Wholesale prices fell for the third month in a row in March, the Labor Department reported Friday, dropping by 1.1% on the heels of another big fall in energy prices.
The decline in the producer price index, not quite as large as February’s record plunge of 1.6%, left wholesale prices 1.4% below the March, 1985, level.
For the first three months of the year, wholesale prices fell about 3.3%, and economists predicted that they should continue to decline for a another month or two as the oil price collapse that began at the end of 1985 makes its way through the economy.
The quarterly drop in wholesale prices equates to an annual decline of 12.4% and is the steepest since the government started compiling the index in 1947.

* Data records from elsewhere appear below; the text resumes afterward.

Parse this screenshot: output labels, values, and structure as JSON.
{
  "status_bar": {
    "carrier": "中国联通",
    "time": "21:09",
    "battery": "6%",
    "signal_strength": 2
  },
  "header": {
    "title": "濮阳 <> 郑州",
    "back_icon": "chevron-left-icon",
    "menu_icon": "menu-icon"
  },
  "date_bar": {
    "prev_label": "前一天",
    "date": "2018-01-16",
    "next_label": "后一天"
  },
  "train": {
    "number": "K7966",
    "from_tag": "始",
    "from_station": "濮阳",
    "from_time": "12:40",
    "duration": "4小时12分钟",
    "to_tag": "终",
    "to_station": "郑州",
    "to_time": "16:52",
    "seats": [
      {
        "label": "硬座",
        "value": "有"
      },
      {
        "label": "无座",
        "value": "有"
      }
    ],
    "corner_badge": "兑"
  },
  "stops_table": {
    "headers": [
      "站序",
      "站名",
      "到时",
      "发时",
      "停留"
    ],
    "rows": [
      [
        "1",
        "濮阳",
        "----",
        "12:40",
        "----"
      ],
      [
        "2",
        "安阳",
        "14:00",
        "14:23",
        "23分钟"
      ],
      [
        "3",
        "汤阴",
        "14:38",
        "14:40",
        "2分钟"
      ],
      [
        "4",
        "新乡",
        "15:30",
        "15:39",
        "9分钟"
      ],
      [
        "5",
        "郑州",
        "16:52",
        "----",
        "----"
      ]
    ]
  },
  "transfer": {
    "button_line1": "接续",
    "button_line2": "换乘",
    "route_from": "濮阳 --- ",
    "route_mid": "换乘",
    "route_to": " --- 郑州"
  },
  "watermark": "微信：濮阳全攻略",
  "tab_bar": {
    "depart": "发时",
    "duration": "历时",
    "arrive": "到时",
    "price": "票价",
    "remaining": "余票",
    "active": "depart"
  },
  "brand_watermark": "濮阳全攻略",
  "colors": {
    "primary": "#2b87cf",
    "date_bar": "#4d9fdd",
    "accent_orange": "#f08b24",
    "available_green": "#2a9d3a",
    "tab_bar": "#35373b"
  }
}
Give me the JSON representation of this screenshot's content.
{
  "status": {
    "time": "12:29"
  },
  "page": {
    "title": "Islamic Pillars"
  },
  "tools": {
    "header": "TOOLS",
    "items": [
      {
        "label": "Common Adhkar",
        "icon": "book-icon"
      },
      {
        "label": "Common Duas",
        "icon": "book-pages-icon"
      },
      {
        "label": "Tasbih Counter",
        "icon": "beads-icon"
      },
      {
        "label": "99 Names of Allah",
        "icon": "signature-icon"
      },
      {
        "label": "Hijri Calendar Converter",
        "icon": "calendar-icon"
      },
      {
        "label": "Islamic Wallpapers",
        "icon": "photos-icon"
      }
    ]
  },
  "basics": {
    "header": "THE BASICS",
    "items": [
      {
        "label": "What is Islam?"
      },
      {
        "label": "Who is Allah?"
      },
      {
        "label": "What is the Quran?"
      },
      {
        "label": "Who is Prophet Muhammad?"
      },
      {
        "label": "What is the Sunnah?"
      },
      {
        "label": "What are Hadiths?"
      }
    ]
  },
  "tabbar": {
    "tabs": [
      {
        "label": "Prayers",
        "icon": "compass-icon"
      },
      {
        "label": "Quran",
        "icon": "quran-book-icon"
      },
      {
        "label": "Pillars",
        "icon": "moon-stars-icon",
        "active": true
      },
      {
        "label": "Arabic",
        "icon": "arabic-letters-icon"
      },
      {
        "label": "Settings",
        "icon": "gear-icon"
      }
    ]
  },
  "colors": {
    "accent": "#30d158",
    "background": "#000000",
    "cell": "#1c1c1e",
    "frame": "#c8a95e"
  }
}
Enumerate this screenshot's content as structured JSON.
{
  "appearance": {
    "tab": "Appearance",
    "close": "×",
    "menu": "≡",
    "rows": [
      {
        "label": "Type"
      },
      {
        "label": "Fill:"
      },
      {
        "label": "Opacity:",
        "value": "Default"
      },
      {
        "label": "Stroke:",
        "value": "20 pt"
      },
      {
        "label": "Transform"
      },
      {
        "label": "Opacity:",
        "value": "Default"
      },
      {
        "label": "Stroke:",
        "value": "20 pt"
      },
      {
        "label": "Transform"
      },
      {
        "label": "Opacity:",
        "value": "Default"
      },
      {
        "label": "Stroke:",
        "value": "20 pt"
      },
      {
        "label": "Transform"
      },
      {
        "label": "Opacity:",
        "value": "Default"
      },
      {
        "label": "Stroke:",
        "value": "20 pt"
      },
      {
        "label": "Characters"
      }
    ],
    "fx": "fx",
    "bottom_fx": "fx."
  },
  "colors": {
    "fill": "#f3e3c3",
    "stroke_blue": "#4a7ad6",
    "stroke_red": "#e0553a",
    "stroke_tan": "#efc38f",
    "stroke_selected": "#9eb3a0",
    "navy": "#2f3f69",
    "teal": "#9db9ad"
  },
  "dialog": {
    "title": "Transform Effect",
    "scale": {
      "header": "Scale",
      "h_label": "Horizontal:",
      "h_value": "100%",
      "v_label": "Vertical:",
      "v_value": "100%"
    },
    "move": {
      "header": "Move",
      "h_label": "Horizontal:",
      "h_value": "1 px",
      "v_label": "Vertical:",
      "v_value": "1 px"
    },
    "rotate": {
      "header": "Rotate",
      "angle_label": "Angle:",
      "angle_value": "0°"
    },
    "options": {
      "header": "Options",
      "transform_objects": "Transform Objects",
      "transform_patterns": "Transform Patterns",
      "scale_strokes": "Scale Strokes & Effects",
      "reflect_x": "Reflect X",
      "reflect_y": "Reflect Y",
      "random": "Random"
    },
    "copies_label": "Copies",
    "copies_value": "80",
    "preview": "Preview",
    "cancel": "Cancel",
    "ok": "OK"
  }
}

“We’re going to see prices falling a while longer as the lower energy costs reverberate through the indices,” said Allen Sinai, chief economist at Shearson Lehman Bros. in New York. “Even after prices start rising again in the second half, this year will clearly be lower compared to 1985.”
Retail sales fell in March by 0.8%, providing further evidence that consumer spending remains relatively sluggish. But the weakness was concentrated in auto and gasoline sales, suggesting that the economy is picking up the pace from the nearly flat quarter at the end of 1985.
And, instead of the declines in retail sales originally reported by the Commerce Department for the two previous months, the latest revisions show gains of 0.1% in February and 0.4% in January.
‘Extra Money in Pocket’
“A lot of (analysts) are misreading these reports because they’re not used to declining prices. The nominal figures mask the underlying strength,” said Donald Ratajczak, chief economic forecaster at Georgia State University in Atlanta. “And it will be more obvious soon because the consumer is driving around with extra money in his pocket, but he hasn’t yet realized it.”
An unprecedented plunge in gasoline prices was the catalyst for the wholesale price decline. Gasoline prices fell a record 21.9% last month after an 11.1% decline in February.
Other energy prices also were down. Heating oil prices fell 6% after plunging a record 26.2% in February. Prices for natural gas, which competes with oil among many industrial users, fell slightly, by 0.6%.
But, excluding energy prices, wholesale prices rose 0.5%, pointing to modest inflation outside the energy sector. Automobile prices, for instance, rose for the second month in a row, increasing by 0.2% after a 0.4% gain in February. Indeed, some economists believe that the price level could bounce back sharply once oil prices level off.
If depressed energy prices move up modestly, argued Mike Evans, president of Evans Economics here, “we’re going to see some surprising inflation numbers in the second half of the year. All those bond traders who think inflation is licked forever may be in for a surprise.”
Most economists, however, are convinced that the current absence of inflation is likely to spur the Federal Reserve to push interest rates lower to help stimulate the economy.
“The stage is set for another discount rate cut, even if other countries don’t move,” said A. Gary Shilling, who runs a New York economic consulting firm under his own name. “You’ve got zero inflation, a sloppy economy and fears about the Texas banks. We clearly need another round of monetary easing.”
The apparent weakness in the economy was reflected in the drop in retail sales. But a more careful look suggests that consumer spending may be somewhat stronger than believed. Without the 3.4% decline in auto sales last month, retail sales would have been level in March. Because prices were falling, sales were actually up in real terms.
Gains in Retail Sales
According to the preliminary figures, sales at the retail level advanced 1.2% during the first quarter over the last quarter of 1985 and were 5.1% above the same period last year.
Among department stores, the Commerce Department reported a 1.2% increase for March over February, when department store sales registered an even larger 1.9% gain.
Dragging down the expansion of overall retail sales, however, were declines in sales of autos and gasoline. Consumers are holding back from car buying, analysts said, in anticipation of another round of below-market financing incentives from auto makers.
Gasoline sales plunged a record 5.9%, but that reflected falling prices rather than a drop in purchases.